The cron that is ran is:
CMD (echo 'action=tally&value=all' >> /usr/local/directadmin/data/task.queue

Is it true this will ALWAYS restart the httpd process? Every night we see Apache restarting. If there is nothing to renew and no new certificates added, or removed, then no restart should happen of course.
 
Howe else is it possible to have the certifcate loading ?

I don't know if http2 the httpd reload ( gracefull restart) is a bug with apache 2.4.25, only httpd restart is working correct then

Gracefull yes or no settings is in directadmin.conf
 
On our systems the tally does a reload of httpd, not a restart.
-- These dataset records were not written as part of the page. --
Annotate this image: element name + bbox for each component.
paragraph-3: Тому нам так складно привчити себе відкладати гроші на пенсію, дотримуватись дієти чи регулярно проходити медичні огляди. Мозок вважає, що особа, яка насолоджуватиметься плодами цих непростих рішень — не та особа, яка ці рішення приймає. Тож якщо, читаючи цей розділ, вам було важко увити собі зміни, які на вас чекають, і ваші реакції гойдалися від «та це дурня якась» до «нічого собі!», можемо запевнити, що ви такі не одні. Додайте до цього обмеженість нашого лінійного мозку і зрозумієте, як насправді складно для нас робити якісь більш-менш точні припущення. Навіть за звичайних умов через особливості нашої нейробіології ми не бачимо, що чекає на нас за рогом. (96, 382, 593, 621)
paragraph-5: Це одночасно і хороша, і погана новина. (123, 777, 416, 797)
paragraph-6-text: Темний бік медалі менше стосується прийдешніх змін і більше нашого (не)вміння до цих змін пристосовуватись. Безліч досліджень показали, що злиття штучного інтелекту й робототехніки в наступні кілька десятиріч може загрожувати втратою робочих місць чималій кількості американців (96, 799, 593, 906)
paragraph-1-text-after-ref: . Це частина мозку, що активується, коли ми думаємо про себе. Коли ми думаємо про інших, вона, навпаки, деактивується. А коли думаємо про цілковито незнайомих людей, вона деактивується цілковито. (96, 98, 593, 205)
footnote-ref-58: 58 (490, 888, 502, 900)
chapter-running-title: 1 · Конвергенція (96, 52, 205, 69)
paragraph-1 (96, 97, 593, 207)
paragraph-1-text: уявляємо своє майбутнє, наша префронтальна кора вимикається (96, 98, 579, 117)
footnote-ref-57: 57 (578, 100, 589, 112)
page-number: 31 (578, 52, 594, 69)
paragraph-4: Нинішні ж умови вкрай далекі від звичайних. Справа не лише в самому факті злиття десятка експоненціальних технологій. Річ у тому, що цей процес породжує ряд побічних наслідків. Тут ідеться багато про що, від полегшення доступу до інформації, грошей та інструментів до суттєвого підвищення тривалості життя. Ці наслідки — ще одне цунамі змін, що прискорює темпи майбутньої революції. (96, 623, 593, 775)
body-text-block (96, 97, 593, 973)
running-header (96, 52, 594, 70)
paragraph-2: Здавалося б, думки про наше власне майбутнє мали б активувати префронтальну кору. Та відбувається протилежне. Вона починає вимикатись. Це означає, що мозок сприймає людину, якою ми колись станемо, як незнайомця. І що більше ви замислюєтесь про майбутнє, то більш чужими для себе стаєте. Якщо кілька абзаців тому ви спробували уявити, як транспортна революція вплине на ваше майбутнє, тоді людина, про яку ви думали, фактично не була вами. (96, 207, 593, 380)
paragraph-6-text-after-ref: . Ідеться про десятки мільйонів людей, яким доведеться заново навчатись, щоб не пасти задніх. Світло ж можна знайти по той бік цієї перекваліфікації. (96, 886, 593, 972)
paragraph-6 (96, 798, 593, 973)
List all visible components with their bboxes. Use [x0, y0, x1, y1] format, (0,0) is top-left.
What happens if you run "systemctl reload httpd", does that also restart the service?
 
Please read my post carefully. It is of course not possible to do certificate management without any reload/restart, but it seems the DA cronjob is run EVERY night, regardless of 'tally' or whatever, AND it seems that the DA cronjob for renewal will ALWAYS restart, even when no renewal was done.

If you host 30 (medium-traffic) domains there, and 1 of them uses a LetsEncrypt certificate, it should not be the case that every night at 0:10 the whole server goes down for a minute.
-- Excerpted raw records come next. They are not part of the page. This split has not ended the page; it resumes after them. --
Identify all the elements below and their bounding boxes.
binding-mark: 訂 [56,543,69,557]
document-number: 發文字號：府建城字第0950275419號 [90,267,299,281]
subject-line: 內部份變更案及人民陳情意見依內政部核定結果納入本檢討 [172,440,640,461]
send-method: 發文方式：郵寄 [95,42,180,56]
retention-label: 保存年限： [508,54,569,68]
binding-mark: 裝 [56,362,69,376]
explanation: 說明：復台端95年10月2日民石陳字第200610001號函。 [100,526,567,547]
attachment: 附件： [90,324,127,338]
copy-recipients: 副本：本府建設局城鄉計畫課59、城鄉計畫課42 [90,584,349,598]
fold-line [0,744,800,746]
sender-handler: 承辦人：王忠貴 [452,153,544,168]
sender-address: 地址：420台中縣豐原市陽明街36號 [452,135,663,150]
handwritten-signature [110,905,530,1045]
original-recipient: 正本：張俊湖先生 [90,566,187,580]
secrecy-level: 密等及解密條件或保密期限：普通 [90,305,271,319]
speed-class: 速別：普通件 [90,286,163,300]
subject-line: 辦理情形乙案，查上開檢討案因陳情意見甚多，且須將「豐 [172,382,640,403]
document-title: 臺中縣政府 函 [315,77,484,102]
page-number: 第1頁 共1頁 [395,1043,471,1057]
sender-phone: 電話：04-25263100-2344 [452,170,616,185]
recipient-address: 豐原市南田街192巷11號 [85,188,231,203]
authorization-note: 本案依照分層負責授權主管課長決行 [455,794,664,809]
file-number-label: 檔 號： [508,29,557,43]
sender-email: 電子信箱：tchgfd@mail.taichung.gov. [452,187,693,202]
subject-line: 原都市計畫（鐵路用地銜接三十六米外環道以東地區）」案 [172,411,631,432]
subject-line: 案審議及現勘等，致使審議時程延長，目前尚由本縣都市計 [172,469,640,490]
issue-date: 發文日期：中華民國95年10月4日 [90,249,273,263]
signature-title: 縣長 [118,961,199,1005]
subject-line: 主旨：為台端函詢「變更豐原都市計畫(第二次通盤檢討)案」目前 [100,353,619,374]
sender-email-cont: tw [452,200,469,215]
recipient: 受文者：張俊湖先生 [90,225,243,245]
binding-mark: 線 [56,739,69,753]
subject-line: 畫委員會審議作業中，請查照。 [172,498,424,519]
I did a check on my personal VPS, and when you run
Code:
letsencrypt --apache renew

the status code will be 0 when no errors occur (as is normal for all linux processes), so you can not differentiate whether or not a renewal was done by that unfortunately :(

(I'm still an advocate for LE, but this plugin seems to behave weirdly)
 
When the DirectAdmin tally run every night at 00:10, it also runs other things. It runs statistic of webalizer and/or awstats, and when that is done it rotate your log files. When it rotate your log files, it is needed with a reload/restart of apache. Therefore it reload/restart every night regardless of Let's Encrypt.

By the way, if you have CentOS 6.x it will restart apache, if you have CentOS 7.x it will do a graceful restart of apache (no downtime).

However I have never experienced it takes a minute to restart apache on CentOS 6, for us that only takes about one second. I don't understand why it would go down for a full minute like you say.